Are the axles, frame and suspension up to the task?
These components are essentially the truck. They are what supports the weight of the load and keep all the wheels pointing in the same direction. Since highway tractors are highly weight-sensitive, they tend to be spec’d with components that have a minimum rating. They are designed and built to work reliably for four to five years, or for the first owner’s prospective lifecycle. If the first owner cared about having them last longer, he or she would have spec’d heavier components.
A typical highway tractor for cross-border service (with five axles and an 80,000 lb. GVW) will have rear suspension and drive axles rated for 40,000 lb. Some may be only 38,000 lb. in weight sensitive applications. But a typical Canadian-spec’ highway tractor for tridem service will have at least 44,000-lb. rear axles and suspension, sometimes 46,000-lb. Meanwhile, trucks spec’d for severe service with multi-axle trailers or trains usually have 46,000-lb.-or-higher axles and suspensions because they are under more stress while driving, and probably face a great deal more stress while navigating job sites, etc.

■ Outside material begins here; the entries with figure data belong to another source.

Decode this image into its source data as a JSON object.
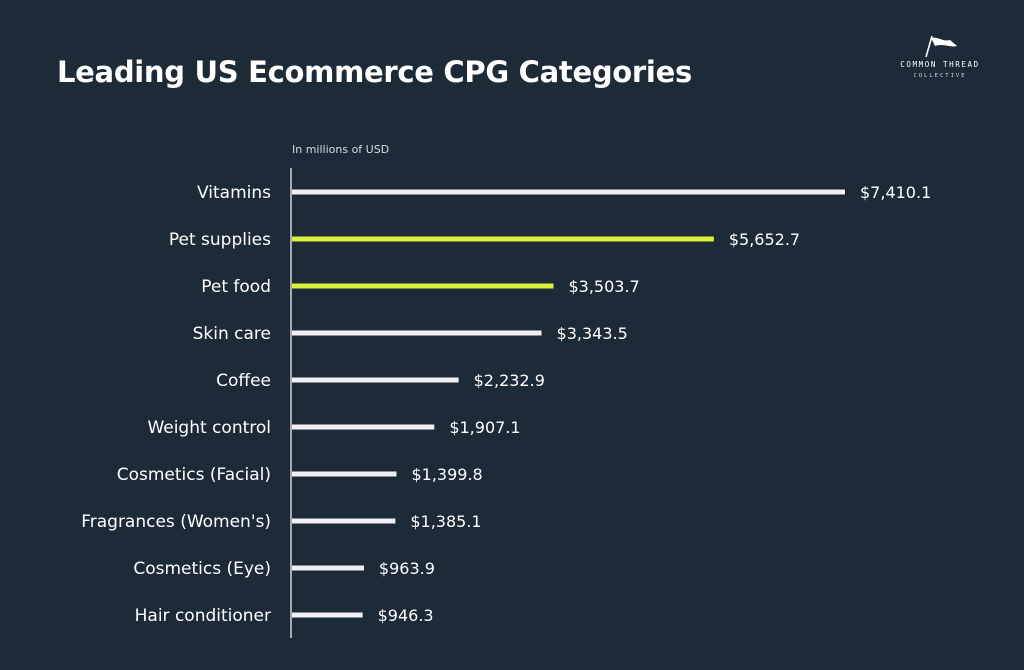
{
  "title": "Leading US Ecommerce CPG Categories",
  "logo": {
    "brand": "COMMON THREAD",
    "sub": "COLLECTIVE",
    "icon": "flag-icon"
  },
  "colors": {
    "background": "#1d2b39",
    "bar_default": "#f1eef4",
    "bar_highlight": "#d8f23a",
    "text": "#ffffff"
  },
  "chart_data": {
    "type": "bar",
    "orientation": "horizontal",
    "unit_label": "In millions of USD",
    "categories": [
      "Vitamins",
      "Pet supplies",
      "Pet food",
      "Skin care",
      "Coffee",
      "Weight control",
      "Cosmetics (Facial)",
      "Fragrances (Women's)",
      "Cosmetics (Eye)",
      "Hair conditioner"
    ],
    "values": [
      7410.1,
      5652.7,
      3503.7,
      3343.5,
      2232.9,
      1907.1,
      1399.8,
      1385.1,
      963.9,
      946.3
    ],
    "value_labels": [
      "$7,410.1",
      "$5,652.7",
      "$3,503.7",
      "$3,343.5",
      "$2,232.9",
      "$1,907.1",
      "$1,399.8",
      "$1,385.1",
      "$963.9",
      "$946.3"
    ],
    "highlighted": [
      "Pet supplies",
      "Pet food"
    ],
    "grid": false,
    "legend": "none"
  }
}
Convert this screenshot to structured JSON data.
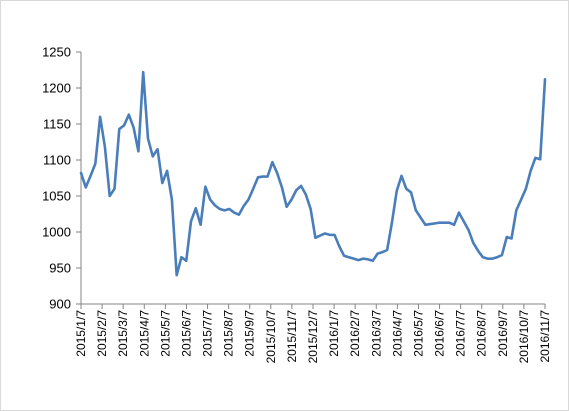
{
  "chart_data": {
    "type": "line",
    "title": "",
    "xlabel": "",
    "ylabel": "",
    "ylim": [
      900,
      1250
    ],
    "yticks": [
      900,
      950,
      1000,
      1050,
      1100,
      1150,
      1200,
      1250
    ],
    "x_tick_labels": [
      "2015/1/7",
      "2015/2/7",
      "2015/3/7",
      "2015/4/7",
      "2015/5/7",
      "2015/6/7",
      "2015/7/7",
      "2015/8/7",
      "2015/9/7",
      "2015/10/7",
      "2015/11/7",
      "2015/12/7",
      "2016/1/7",
      "2016/2/7",
      "2016/3/7",
      "2016/4/7",
      "2016/5/7",
      "2016/6/7",
      "2016/7/7",
      "2016/8/7",
      "2016/9/7",
      "2016/10/7",
      "2016/11/7"
    ],
    "grid": false,
    "legend": "none",
    "line_color": "#4a7ebb",
    "series": [
      {
        "values": [
          1082,
          1062,
          1078,
          1095,
          1160,
          1118,
          1050,
          1060,
          1143,
          1148,
          1163,
          1145,
          1112,
          1222,
          1130,
          1105,
          1115,
          1068,
          1085,
          1045,
          940,
          965,
          960,
          1015,
          1033,
          1010,
          1063,
          1045,
          1037,
          1032,
          1030,
          1032,
          1027,
          1024,
          1036,
          1045,
          1060,
          1076,
          1077,
          1077,
          1097,
          1082,
          1062,
          1035,
          1045,
          1058,
          1064,
          1052,
          1032,
          992,
          995,
          998,
          996,
          996,
          980,
          967,
          965,
          963,
          961,
          963,
          962,
          960,
          970,
          972,
          975,
          1013,
          1057,
          1078,
          1060,
          1055,
          1030,
          1020,
          1010,
          1011,
          1012,
          1013,
          1013,
          1013,
          1010,
          1027,
          1015,
          1003,
          985,
          974,
          965,
          963,
          963,
          965,
          968,
          993,
          991,
          1030,
          1045,
          1060,
          1085,
          1103,
          1101,
          1212
        ]
      }
    ]
  }
}
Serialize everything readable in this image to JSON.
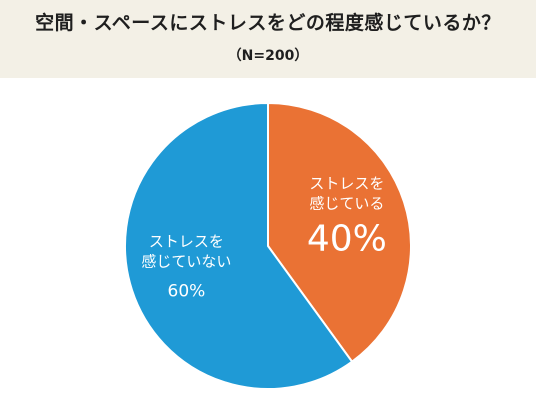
{
  "chart_data": {
    "type": "pie",
    "title": "空間・スペースにストレスをどの程度感じているか？",
    "subtitle": "（N=200）",
    "slices": [
      {
        "label_line1": "ストレスを",
        "label_line2": "感じている",
        "value": 40,
        "value_text": "40%",
        "color": "#ea7234"
      },
      {
        "label_line1": "ストレスを",
        "label_line2": "感じていない",
        "value": 60,
        "value_text": "60%",
        "color": "#1f9ad6"
      }
    ]
  },
  "colors": {
    "header_bg": "#f3f0e6",
    "slice_border": "#ffffff",
    "label_text": "#ffffff"
  }
}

“Some people think because a suspension is rated for 40,000 pounds, that’s what it will haul,” says Eaton. “And it will, all day long, but it will be at its maximum load all the time. There’s little margin there for overload, and eventually the strain will take its toll.”
Under Ontario’s Safe, Productive and Infrastructure Friendly (SPIF) weight laws, drive axles can go as high as 19,000 kg (42,100 lb.), so a 40K rear axle is overloaded before it even leaves the yard. The same applies to steer axles. A typical highway tractor will have a steer axle rated for 12,000 lb., possibly 13,200 or maybe 14,000-lb. To get the theoretical maximum of 6,500 kg (14,330 lb.) allowed in Ontario, even the 14,000-lb. axle is beat before it starts.

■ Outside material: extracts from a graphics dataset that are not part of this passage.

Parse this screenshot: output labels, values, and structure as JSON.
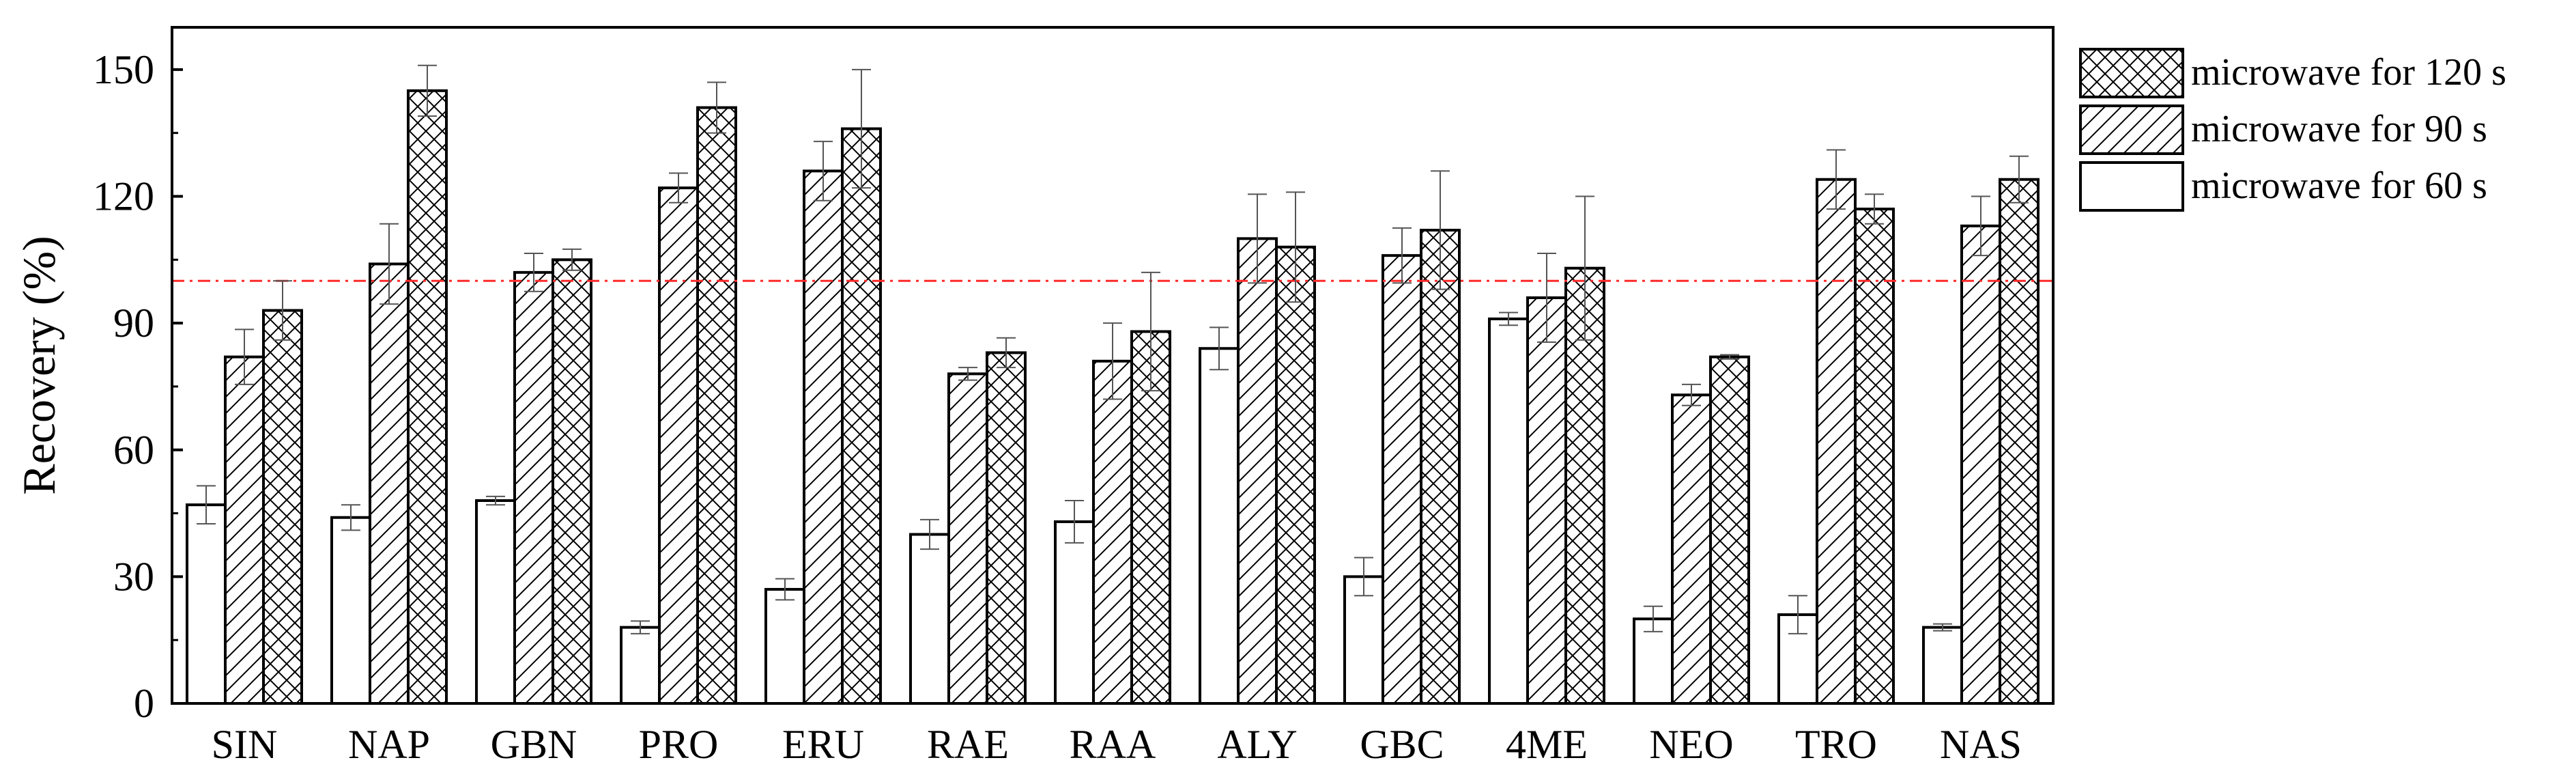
{
  "chart_data": {
    "type": "bar",
    "title": "",
    "xlabel": "",
    "ylabel": "Recovery (%)",
    "ylim": [
      0,
      160
    ],
    "yticks": [
      0,
      30,
      60,
      90,
      120,
      150
    ],
    "grid": false,
    "legend_position": "right",
    "categories": [
      "SIN",
      "NAP",
      "GBN",
      "PRO",
      "ERU",
      "RAE",
      "RAA",
      "ALY",
      "GBC",
      "4ME",
      "NEO",
      "TRO",
      "NAS"
    ],
    "series": [
      {
        "name": "microwave for 60 s",
        "pattern": "none",
        "values": [
          47,
          44,
          48,
          18,
          27,
          40,
          43,
          84,
          30,
          91,
          20,
          21,
          18
        ],
        "errors": [
          4.5,
          3,
          1,
          1.5,
          2.5,
          3.5,
          5,
          5,
          4.5,
          1.5,
          3,
          4.5,
          0.8
        ]
      },
      {
        "name": "microwave for 90 s",
        "pattern": "diagonal",
        "values": [
          82,
          104,
          102,
          122,
          126,
          78,
          81,
          110,
          106,
          96,
          73,
          124,
          113
        ],
        "errors": [
          6.5,
          9.5,
          4.5,
          3.5,
          7,
          1.5,
          9,
          10.5,
          6.5,
          10.5,
          2.5,
          7,
          7
        ]
      },
      {
        "name": "microwave for 120 s",
        "pattern": "crosshatch",
        "values": [
          93,
          145,
          105,
          141,
          136,
          83,
          88,
          108,
          112,
          103,
          82,
          117,
          124
        ],
        "errors": [
          7,
          6,
          2.5,
          6,
          14,
          3.5,
          14,
          13,
          14,
          17,
          0.5,
          3.5,
          5.5
        ]
      }
    ],
    "reference_line": {
      "y": 100,
      "color": "#ff2a2a",
      "style": "dashed"
    }
  }
}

The axle rating (as well as tire width) determine how much weight can be loaded on an axle or axle grouping. If the equipment isn’t rated for a certain weight, it will be fined for overloading.
The same applies to the frame and crossmembers. While frame ratings are not considered when determining vehicle loads at scales, obviously the frame must withstand the vertical and longitudinal loads that it faces. Lightweight, single channel highway truck frames aren’t up to the challenge of 56,000 kg (123,000 lb.) multi-axle loads. Sure, they will pull the load, but they won’t last long.
“When I spec’ a new tractor for dump service, I usually recommend a frame insert over the suspension or from the back of the frame to the back of the cab in some applications,” says Eaton. “We want the truck to last, so we built in a little extra strength. Highway trucks don’t have that.”
Both Eaton and Tatchell say they have noticed changes in truck buyers over the years. A few decades ago, when many drivers grew up in the trucking culture or in trucking families, a deeper understanding of the equipment was passed along from generation to generation.
Today, a lot of drivers come into the industry without the benefit of that tribal knowledge. They have to learn as they go. Sales reps like Eaton and Tatchell are there to help, and they really do want to see you succeed. When they make certain recommendations, they are born of experience, not a desire to sell you a truck. Like Tatchell said earlier, “if you don’t succeed, we will eventually run out of buyers.”